Written pre-drone, but apt.
----------------------
Impersonal or Personal
by
Steve Osborn
In days of old, when knights were bold
War was a personal thing.
Hacker and hackee stood face to face,
And skill wore the blood of the loser.
We are modern, now, and war to us
Is a distant thing of interest.
We watch the box, the press debriefed,
And kills tallied up on the screen.
Bomber pilots from eight miles up
Remark upon the air,
How the bombs they drop, like flowers bloom,
In a garden far below.
We seldom hear from the target zone;
Those peasant lands below,
Where death rains down without a sound
Then shakes the ground with wrath.
Nowhere to run and no place to hide,
Collateral damage, they died.
Firestorms rage and suck the air
From the child who can’t even scream..
And later the village rubble is strewn
With calcined bones in the sun.
And no one knows which belonged to whom;
The wind scatters the ash to the hills.
The Pentagon proudly reports to us all
That still more terrorists are dead.
And we all must believe what we’re told, you see,
For we hear no protest from the ground.
Then a distant echo from Vietnam days
Breathes quietly into my ear.
“It’s sad, but we had to destroy that town,
To save it from the evils of Communism.”
1 September 2003
----------------------
And it just keeps getting worse...
These drone strikes are pacification through terrorism. The US
government is the by far the biggest and most soul less and vicious
terrorist organization the world has ever seen. Hitler, and Stalin
have nothing on Obama. They don't care who they kill, in fact it's
better if they kill innocents it increases the effects of the terror.

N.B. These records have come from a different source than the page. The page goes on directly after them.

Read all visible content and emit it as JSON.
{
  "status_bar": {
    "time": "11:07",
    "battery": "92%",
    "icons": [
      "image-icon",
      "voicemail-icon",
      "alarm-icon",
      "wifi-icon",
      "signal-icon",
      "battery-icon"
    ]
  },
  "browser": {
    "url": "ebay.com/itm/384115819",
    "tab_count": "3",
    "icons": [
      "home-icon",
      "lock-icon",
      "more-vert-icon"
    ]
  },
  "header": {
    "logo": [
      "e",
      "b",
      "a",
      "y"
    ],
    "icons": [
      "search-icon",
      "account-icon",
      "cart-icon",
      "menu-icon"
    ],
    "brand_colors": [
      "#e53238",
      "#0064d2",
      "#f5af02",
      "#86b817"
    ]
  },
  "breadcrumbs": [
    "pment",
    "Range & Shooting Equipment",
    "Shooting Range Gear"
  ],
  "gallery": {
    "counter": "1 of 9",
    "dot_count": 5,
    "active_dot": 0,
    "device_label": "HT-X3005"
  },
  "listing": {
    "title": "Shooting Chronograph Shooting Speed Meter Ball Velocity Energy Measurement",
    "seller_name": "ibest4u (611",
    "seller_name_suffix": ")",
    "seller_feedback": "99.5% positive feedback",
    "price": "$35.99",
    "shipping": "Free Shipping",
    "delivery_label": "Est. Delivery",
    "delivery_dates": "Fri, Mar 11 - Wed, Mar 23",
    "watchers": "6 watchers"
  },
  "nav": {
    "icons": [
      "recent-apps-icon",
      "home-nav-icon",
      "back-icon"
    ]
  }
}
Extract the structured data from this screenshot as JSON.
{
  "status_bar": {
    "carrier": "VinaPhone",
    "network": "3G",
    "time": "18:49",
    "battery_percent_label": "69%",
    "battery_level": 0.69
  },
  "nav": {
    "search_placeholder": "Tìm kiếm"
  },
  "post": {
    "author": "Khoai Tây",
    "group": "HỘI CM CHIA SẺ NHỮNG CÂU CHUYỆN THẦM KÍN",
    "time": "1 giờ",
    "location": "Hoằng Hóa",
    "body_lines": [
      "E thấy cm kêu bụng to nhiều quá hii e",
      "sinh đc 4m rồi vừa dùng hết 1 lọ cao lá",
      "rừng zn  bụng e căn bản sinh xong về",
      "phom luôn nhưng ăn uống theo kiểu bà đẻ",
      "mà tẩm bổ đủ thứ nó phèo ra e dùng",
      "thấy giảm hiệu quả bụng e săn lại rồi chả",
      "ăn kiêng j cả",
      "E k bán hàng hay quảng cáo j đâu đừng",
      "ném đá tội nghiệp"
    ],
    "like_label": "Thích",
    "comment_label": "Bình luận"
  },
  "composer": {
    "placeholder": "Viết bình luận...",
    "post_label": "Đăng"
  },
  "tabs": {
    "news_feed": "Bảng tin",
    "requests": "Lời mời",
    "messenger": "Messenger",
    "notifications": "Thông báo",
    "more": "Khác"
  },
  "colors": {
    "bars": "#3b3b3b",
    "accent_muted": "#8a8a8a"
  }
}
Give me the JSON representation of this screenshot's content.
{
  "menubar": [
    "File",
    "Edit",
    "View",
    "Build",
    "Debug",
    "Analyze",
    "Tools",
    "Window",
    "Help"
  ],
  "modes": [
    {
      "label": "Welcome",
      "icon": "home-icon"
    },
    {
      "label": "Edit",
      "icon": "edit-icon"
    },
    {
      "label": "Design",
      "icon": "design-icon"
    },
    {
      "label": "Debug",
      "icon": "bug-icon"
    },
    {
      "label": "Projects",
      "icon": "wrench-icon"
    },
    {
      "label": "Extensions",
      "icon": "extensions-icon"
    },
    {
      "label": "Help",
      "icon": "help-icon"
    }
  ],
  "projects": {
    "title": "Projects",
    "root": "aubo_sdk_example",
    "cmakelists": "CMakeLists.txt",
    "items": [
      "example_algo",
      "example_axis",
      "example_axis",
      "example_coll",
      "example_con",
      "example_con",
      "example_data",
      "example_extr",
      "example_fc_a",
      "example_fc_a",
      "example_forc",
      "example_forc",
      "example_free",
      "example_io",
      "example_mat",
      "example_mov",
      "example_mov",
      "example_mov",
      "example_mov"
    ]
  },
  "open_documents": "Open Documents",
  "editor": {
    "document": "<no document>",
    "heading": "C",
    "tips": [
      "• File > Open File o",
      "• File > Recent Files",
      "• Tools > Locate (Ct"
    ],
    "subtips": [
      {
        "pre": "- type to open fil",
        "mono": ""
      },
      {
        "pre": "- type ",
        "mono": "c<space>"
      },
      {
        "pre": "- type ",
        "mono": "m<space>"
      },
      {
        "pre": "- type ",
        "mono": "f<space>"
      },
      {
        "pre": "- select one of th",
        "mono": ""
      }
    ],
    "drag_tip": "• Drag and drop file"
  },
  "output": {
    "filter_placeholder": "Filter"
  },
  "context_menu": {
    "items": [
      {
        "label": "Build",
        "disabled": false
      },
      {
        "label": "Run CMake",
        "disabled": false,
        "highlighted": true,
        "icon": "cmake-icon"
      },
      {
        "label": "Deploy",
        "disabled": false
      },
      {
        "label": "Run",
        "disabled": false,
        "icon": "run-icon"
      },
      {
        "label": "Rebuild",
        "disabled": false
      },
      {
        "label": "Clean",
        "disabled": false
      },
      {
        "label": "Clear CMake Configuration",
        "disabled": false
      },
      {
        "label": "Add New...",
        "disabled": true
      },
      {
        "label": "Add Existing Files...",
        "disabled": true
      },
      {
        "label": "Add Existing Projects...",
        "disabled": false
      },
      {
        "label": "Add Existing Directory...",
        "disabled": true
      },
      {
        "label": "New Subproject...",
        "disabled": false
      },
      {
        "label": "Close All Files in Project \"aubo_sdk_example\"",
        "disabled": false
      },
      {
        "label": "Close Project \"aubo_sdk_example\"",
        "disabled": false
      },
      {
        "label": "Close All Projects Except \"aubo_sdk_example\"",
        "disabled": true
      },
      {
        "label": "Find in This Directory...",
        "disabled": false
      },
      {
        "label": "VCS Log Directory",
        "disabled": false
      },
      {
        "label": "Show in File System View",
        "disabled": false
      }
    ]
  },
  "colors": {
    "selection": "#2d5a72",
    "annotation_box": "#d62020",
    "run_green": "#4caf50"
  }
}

Pacification through terrorism is what the US military does, it's
all they do. Dating back to the Philippines an 1902 it's what they
do to advance the mission of protecting the interests of American
corporations and banks. Step one, offer them money, that doesn't
work then try and destabilize their government (recent colour
revolution in Iran) by murder and economic sanctions and finally
invade them and terrorize the civilian population into submission
so American companies can rape and pillage their environment and
economy. It's what we do, it's who we are...
Nice. You're in good company, like George Orwell's:
"In our time, political speech and writing are largely the defense of the indefensible. Things like the continuance of British rule in India, the Russian purges and deportations, the dropping of the atom bombs on Japan, can indeed be defended, but only by arguments which are too brutal for most people to face, and which do not square with the professed aims of the political parties. Thus political language has to consist largely of euphemism, question-begging and sheer cloudy vagueness. Defenseless villages are bombarded from the air, the inhabitants driven out into the countryside, the cattle machine-gunned, the huts set on fire with incendiary bullets: this is called pacification. Millions of peasants are robbed of their farms and sent trudging along the roads with no more than they can carry: this is called transfer of population or rectification of frontiers. People are imprisoned for years without trial, or shot in the back of the neck or sent to die of scurvy in Arctic lumber camps: this is called elimination of unreliable elements. Such phraseology is needed if one wants to name things without calling up mental pictures of them."